What if we’re not willing to assume a Normal distribution for each sample? Happily the ANOVA procedure is pretty robust and we’ll usually be OK thinking about a linear model (Bayesian or OLS) in practical work, unless we have substantial skew. The natural solution in the case of skew might be to consider a transformation of our outcome, and we’ll think about that more in our next chapter.

There are other options, which include extending our bootstrap approach to the case of 3 or more independent samples, working with a randomization approach, or the use of a rank transformation to create something called a Kruskal-Wallis test, but I’ll leave those out of the conversation for now.

9.6 For More Information

  1. Chapter 22 of Introduction to Modern Statistics is entitled “Inference for comparing many means” and does a very nice job of describing some key features of the randomization and ANOVA approaches.

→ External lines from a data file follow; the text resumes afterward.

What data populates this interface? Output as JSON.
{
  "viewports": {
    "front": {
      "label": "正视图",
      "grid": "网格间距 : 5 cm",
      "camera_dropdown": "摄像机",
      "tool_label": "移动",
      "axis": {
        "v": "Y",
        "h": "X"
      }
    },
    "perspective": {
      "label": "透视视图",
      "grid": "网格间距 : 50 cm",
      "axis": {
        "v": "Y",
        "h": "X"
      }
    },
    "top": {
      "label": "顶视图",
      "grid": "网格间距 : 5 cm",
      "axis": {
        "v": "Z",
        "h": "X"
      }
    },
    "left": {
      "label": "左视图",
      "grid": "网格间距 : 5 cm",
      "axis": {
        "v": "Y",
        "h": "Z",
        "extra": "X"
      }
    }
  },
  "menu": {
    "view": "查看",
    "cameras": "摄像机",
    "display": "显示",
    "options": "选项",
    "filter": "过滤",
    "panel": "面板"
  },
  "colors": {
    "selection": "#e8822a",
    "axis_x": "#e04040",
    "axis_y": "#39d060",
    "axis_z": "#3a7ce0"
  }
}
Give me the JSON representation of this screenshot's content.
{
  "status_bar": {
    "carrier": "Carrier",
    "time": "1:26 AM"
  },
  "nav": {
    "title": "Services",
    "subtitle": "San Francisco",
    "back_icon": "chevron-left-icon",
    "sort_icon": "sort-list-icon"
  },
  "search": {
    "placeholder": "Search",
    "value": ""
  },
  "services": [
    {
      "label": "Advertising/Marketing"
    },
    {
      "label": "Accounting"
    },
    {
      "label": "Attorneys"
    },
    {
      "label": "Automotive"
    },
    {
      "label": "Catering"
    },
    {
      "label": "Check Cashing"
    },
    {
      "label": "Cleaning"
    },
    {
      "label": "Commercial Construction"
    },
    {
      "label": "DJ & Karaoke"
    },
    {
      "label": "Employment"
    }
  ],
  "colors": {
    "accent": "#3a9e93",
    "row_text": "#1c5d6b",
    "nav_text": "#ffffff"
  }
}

See Çetinkaya-Rundel and Hardin (2024).
  2. Aickin and Gensler’s 1996 article in the American Journal of Public Health called Adjusting for multiple testing when reporting research results: the Bonferroni vs Holm methods provides some logic for choosing Holm vs. Bonferroni approaches. Wikipedia also has nice explanations of the Bonferroni correction and the Holm approach, which may be of interest.

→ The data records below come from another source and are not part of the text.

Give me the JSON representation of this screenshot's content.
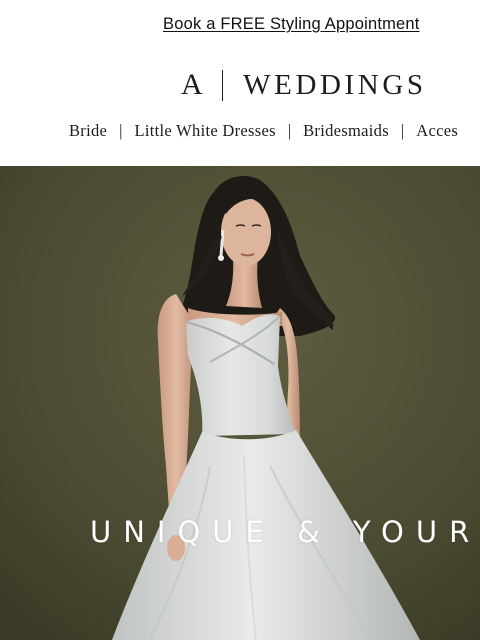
{
  "promo": {
    "link_text": "Book a FREE Styling Appointment"
  },
  "logo": {
    "mark": "A",
    "wordmark": "WEDDINGS"
  },
  "nav": {
    "items": [
      {
        "label": "Bride"
      },
      {
        "label": "Little White Dresses"
      },
      {
        "label": "Bridesmaids"
      },
      {
        "label": "Acces"
      }
    ],
    "separator": "|"
  },
  "hero": {
    "headline": "UNIQUE & YOUR",
    "image_alt_icon": "bride-photo"
  },
  "colors": {
    "background": "#ffffff",
    "text": "#1d1d1d",
    "hero_backdrop": "#4f4e34",
    "headline": "#ffffff"
  }
}
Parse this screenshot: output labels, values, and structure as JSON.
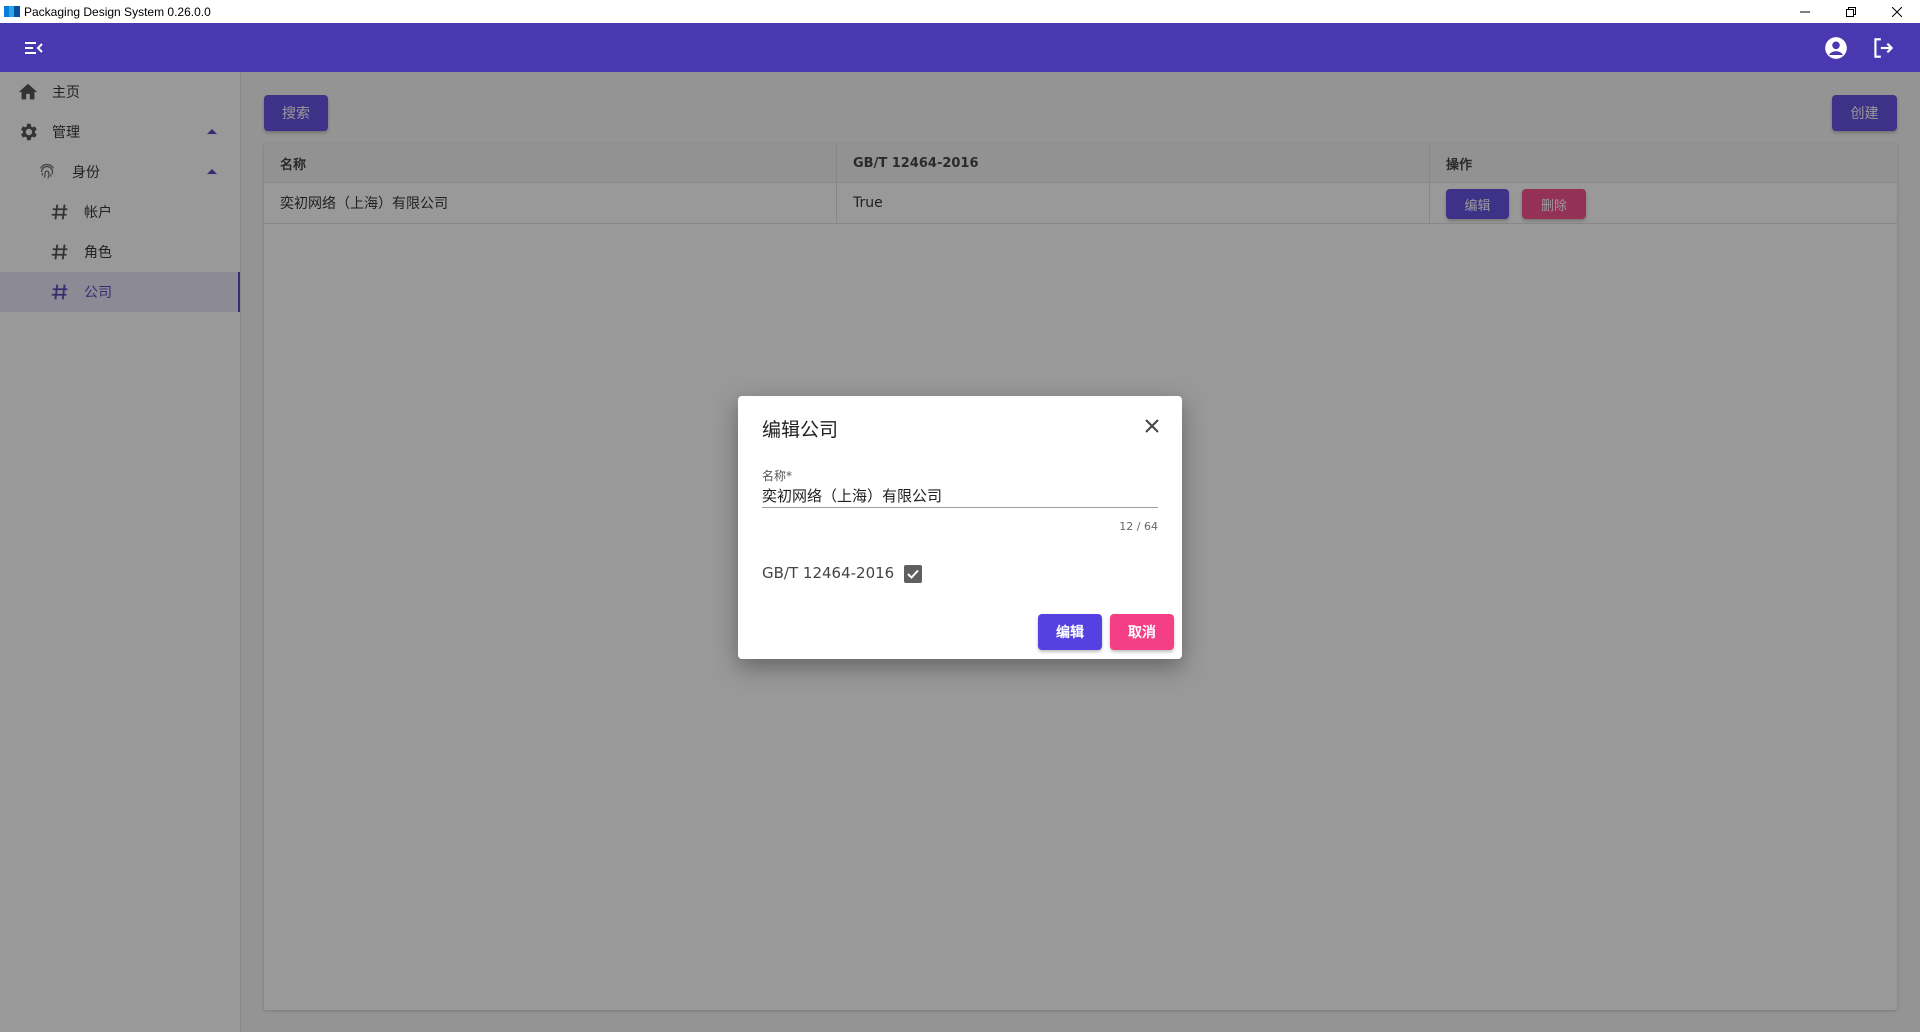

  3. Wikipedia also describes and provides some of the mathematical foundations for Tukey’s HSD test, which is also called several other things. Abdi and Williams (2010) has a nice summary (pdf) called Tukey’s Honestly Significant Difference (HSD) Test.

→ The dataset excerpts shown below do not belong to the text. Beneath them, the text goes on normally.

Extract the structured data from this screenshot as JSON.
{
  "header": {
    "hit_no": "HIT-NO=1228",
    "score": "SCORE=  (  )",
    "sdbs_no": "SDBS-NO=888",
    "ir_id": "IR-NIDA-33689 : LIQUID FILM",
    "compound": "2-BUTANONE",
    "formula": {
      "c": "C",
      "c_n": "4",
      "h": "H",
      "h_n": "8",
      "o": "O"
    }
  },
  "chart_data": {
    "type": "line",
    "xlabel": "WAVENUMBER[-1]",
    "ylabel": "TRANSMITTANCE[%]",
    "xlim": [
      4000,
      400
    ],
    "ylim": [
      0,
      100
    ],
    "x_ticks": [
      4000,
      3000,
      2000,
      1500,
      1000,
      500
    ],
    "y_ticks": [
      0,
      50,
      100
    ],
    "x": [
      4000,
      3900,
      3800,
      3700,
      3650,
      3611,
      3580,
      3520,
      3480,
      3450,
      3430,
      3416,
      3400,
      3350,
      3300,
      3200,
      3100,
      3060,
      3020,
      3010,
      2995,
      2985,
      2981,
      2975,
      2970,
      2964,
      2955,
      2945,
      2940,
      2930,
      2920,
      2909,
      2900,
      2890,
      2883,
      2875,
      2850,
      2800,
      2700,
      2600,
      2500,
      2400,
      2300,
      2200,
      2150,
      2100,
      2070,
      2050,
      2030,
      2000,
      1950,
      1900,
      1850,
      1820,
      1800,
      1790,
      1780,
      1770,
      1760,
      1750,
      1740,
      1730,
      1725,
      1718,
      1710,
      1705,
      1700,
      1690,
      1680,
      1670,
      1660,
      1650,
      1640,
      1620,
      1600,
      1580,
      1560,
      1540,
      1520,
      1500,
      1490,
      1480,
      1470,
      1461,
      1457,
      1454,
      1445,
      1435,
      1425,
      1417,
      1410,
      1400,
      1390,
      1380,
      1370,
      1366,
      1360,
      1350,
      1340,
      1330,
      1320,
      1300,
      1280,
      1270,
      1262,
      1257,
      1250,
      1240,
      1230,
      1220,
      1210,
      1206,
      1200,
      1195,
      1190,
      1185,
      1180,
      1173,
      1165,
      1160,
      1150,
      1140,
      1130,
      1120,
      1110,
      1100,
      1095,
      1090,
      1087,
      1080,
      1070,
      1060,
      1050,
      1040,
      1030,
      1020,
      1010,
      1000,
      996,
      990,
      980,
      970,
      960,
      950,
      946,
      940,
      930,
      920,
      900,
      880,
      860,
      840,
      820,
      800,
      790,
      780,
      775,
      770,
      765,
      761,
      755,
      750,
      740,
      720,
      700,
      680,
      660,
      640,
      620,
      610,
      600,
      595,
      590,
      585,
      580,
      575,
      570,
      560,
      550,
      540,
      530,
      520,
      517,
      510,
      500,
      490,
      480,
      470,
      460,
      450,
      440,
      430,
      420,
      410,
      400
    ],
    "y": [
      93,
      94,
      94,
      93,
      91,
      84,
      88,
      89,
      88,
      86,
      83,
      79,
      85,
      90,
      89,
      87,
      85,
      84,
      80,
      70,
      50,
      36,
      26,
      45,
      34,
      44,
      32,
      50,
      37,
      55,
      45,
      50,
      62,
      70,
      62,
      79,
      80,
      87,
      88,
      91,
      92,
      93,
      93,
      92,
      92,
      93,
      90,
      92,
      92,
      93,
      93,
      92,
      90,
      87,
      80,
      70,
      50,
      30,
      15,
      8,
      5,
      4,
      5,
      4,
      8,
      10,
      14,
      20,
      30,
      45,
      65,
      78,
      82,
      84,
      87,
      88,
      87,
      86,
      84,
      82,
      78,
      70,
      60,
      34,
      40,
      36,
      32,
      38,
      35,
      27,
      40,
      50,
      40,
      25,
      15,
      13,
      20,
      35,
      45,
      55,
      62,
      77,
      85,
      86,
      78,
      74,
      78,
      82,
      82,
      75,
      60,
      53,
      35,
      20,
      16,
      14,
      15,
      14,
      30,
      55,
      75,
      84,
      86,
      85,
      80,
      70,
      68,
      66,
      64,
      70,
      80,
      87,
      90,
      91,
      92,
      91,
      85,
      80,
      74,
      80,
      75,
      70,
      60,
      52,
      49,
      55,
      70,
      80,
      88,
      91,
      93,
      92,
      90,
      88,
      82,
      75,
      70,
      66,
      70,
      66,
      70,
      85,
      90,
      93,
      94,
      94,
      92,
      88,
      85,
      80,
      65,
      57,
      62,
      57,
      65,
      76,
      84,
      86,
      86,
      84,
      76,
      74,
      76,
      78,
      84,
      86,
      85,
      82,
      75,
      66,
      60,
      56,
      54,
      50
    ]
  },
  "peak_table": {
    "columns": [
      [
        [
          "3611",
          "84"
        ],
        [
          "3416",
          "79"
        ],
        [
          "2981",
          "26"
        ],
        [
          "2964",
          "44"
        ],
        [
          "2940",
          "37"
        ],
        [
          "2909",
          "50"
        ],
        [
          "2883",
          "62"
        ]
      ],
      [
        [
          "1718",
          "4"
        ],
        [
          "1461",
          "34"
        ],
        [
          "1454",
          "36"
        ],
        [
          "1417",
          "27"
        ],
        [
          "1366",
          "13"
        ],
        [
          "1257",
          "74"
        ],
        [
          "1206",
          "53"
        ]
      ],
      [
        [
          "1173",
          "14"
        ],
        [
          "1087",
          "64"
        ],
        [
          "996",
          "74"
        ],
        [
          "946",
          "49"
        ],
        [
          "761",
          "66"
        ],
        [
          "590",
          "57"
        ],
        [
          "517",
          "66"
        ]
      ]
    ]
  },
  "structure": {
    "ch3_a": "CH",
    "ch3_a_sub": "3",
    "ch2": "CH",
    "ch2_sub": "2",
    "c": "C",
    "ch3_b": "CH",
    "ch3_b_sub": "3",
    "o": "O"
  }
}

  4. The lmboot package in R (pdf) provides functions for bootstrap evaluation of ANOVA settings, and the author of the package, Megan Heyman, produced slides on Bootstrap in Linear Models: A Comprehensive R package in 2019.
  5. The Kruskal-Wallis test is a rank-based test for assessing whether multiple samples come from the same distribution or not. The kruskal.test() function is the main tool in R. This page provides a pretty comprehensive example of its usage in R.
  6. Visit this tutorial from the bayestestR package (part of easystats) for a nice introduction to the Bayesian model we’re fitting here.